Corro verso il bagno e faccio appena in tempo a sollevare la tavoletta.
«Hannah.» la voce di mia madre mi raggiunge preoccupata, un istante dopo, dall'entrata del bagno.
«E' tutto ok...» mormoro strappando un po' di carta igienica per pulirmi la bocca.
Tremo come una foglia e, in testa, sembra scorrere galoppante un treno.
Mi pulsa il cuore in petto e nel polso: potrei esplodere.
Ci vogliono diverse manciate di minuti perché io possa tornare ad ascoltare il racconto di mia madre.
«Ho cercato di nasconderti la verità, ma quando hai incontrato Justin , ho capito che sarebbe dovuta saltare fuori.»
Voglio gridarle in faccia che è stato spregevole nascondermi una cosa simile, ma in realtà la capisco.
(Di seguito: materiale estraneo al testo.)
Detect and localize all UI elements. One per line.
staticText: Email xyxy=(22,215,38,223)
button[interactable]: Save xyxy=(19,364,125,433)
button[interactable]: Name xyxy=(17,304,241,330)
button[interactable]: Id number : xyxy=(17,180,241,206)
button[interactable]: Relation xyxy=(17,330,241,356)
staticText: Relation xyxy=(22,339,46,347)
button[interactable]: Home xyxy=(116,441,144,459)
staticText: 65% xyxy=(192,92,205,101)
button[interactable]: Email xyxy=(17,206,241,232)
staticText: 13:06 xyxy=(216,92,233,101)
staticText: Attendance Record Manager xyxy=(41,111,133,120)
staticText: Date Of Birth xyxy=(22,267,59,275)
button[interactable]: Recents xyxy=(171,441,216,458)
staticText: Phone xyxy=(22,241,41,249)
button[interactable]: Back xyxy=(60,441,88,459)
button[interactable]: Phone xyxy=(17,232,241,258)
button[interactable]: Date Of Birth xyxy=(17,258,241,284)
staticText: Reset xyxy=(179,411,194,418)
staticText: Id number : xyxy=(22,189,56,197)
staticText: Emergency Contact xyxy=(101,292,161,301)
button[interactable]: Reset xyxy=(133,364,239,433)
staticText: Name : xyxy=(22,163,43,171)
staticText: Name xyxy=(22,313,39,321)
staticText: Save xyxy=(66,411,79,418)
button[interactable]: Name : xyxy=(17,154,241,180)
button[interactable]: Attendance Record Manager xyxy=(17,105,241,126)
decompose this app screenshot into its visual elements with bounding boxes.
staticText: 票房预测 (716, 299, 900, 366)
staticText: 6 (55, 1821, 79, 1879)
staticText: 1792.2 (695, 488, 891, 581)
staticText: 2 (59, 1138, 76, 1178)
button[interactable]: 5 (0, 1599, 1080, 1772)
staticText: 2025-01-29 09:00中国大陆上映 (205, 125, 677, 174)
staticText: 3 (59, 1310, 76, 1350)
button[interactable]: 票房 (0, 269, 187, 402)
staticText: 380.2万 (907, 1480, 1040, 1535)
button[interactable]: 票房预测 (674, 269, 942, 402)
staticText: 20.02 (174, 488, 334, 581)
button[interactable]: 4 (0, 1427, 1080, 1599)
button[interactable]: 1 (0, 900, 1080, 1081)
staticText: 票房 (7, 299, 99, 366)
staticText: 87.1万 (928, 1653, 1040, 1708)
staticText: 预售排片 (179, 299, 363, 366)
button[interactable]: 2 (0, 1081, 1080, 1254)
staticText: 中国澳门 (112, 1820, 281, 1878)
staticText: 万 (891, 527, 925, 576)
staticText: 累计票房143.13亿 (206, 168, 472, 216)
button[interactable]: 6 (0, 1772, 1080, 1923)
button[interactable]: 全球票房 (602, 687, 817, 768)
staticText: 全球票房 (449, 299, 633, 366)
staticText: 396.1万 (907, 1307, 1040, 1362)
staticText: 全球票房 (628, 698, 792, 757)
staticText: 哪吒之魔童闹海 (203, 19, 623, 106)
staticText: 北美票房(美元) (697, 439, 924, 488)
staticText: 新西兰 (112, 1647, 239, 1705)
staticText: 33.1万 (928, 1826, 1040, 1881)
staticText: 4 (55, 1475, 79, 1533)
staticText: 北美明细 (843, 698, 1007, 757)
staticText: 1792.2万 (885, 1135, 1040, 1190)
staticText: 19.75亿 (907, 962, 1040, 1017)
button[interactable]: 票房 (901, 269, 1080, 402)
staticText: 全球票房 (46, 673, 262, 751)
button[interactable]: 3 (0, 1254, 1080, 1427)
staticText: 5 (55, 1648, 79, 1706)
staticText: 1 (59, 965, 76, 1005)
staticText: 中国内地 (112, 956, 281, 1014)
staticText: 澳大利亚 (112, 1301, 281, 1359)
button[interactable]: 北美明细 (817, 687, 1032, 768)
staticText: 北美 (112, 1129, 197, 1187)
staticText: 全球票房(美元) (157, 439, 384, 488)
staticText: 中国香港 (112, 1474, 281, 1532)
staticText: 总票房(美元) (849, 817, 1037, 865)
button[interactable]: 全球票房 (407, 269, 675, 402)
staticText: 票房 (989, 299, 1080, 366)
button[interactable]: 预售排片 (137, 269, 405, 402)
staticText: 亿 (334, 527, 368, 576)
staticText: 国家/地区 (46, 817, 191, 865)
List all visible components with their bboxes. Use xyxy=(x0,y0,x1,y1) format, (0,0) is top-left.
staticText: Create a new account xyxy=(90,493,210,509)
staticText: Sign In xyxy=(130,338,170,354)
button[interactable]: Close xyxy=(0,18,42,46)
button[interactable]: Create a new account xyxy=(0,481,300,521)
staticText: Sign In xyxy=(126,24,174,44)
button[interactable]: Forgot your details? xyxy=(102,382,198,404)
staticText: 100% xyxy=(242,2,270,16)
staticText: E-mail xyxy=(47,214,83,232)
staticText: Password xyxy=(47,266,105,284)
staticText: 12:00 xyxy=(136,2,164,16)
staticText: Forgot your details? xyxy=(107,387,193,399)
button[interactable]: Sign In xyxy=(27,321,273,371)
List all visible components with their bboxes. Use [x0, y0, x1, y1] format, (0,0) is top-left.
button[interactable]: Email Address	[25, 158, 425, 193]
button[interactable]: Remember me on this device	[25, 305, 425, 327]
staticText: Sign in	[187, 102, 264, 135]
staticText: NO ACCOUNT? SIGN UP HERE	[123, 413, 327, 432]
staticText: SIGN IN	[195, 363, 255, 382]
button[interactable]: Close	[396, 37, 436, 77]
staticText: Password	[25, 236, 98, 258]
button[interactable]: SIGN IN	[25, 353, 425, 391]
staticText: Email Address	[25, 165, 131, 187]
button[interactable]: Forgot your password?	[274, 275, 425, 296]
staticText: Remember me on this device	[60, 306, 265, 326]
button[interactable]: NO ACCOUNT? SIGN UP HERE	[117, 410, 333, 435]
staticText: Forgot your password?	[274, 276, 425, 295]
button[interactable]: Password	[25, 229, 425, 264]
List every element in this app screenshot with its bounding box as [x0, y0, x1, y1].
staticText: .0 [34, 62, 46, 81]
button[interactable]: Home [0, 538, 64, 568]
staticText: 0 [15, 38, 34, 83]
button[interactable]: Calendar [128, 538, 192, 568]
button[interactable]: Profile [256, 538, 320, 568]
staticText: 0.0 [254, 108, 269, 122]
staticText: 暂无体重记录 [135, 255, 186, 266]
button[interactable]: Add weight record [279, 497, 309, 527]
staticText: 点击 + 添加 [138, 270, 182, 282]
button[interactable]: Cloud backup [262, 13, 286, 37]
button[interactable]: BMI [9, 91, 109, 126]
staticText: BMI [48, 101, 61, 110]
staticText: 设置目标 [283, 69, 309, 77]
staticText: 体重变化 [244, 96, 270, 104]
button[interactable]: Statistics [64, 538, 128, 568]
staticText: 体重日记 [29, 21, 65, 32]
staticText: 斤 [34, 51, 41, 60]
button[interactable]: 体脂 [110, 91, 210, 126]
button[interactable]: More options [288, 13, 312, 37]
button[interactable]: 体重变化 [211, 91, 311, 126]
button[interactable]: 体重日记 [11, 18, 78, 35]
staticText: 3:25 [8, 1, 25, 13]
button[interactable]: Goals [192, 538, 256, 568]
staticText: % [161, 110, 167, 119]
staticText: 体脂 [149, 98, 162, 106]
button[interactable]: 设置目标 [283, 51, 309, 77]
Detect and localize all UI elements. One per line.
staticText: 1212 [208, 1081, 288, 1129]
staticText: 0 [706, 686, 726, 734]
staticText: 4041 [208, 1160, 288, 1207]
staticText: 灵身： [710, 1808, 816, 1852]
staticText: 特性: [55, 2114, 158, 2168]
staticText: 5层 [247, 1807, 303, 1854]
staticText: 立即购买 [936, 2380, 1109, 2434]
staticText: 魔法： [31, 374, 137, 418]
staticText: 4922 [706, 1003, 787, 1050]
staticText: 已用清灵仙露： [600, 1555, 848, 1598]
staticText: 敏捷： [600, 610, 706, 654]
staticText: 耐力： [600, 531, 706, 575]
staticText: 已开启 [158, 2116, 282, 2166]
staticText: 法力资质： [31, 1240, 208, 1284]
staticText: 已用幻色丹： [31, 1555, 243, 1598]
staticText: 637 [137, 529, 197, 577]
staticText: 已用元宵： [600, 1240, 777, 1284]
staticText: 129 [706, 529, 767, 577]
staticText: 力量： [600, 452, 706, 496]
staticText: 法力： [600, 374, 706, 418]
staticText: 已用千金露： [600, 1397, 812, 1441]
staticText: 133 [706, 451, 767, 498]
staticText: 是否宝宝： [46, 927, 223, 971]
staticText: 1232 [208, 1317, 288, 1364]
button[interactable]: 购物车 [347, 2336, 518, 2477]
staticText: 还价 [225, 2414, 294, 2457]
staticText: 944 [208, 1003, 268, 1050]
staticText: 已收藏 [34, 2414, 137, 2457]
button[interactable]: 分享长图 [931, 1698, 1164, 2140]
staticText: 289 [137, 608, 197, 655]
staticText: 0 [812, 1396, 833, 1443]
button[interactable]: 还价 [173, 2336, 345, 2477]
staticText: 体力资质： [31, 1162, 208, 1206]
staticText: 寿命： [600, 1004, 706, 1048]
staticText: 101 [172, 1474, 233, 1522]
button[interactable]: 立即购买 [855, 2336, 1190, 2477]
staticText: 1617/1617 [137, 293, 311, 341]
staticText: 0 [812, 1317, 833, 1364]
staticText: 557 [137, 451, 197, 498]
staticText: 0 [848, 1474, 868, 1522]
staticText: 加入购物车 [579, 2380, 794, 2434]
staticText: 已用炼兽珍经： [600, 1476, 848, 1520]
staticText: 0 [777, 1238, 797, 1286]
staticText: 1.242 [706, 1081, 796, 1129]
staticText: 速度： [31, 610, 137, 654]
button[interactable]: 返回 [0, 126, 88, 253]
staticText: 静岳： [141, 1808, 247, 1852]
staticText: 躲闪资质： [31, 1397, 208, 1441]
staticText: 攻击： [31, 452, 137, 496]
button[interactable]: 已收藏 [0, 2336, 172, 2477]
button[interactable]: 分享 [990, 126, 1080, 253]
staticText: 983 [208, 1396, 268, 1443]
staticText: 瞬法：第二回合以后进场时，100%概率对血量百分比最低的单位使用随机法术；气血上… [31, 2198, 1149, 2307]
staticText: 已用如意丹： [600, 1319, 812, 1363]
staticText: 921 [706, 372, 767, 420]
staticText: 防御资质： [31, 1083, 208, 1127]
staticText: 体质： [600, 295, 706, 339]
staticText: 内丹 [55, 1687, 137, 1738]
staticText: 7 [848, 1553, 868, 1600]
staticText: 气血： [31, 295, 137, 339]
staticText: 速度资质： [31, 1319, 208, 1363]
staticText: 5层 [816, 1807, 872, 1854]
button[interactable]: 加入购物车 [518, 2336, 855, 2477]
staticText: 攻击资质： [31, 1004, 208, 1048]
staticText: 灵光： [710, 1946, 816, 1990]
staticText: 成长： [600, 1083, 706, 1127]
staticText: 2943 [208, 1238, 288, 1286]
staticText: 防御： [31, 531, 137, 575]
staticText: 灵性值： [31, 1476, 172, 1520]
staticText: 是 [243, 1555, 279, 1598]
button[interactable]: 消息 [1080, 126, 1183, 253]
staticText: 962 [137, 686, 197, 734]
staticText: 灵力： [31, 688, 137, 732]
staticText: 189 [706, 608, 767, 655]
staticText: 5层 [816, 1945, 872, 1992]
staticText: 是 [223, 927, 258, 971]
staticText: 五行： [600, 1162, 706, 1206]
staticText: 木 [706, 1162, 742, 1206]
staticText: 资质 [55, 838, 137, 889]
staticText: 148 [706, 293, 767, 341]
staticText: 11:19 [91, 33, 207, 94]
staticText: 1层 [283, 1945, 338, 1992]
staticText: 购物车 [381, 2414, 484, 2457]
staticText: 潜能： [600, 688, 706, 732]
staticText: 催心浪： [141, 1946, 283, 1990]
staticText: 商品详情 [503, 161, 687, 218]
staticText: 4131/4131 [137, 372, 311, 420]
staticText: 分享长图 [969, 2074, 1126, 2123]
Mio padre aveva rovinato quattro vite: quella di Sue e mia di madre , la mia stuprandomi, e quella di Justin lasciandogli in eredità il suo gene malato.
«Hai fatto quella che reputavi la scelta giusta» le dico sorridendo . Non è un sorriso vivace ma uno di quelli, umidi, che ti scalda il cuore.
Perché tutto ciò che desidero ora è che il suo cuore venga scaldato da me: da sua figlia.
Dalla creatura per cui ha sacrificato la vita , nonostante, fossi il frutto di uno stupro.
Gretha mi stringe come non aveva mai fatto in tutta la mia vita ed io ricambio stringendola a me.
«Perdonami per averti scacciata per tutto questo tempo» sussurro immersa fra i suoi capelli castani ed il profumo che ha sempre portato.
Mi è mancato così tanto...
«E' tutto passato» mi accarezza la testa.
Credevo che mi sarei sentita soddisfatta dopo aver conosciuto la realtà. Invece, ora sento solo un vuoto sporco nel mio petto.
Non avrei mai immaginato che chiudere certi capitoli potesse essere così doloroso.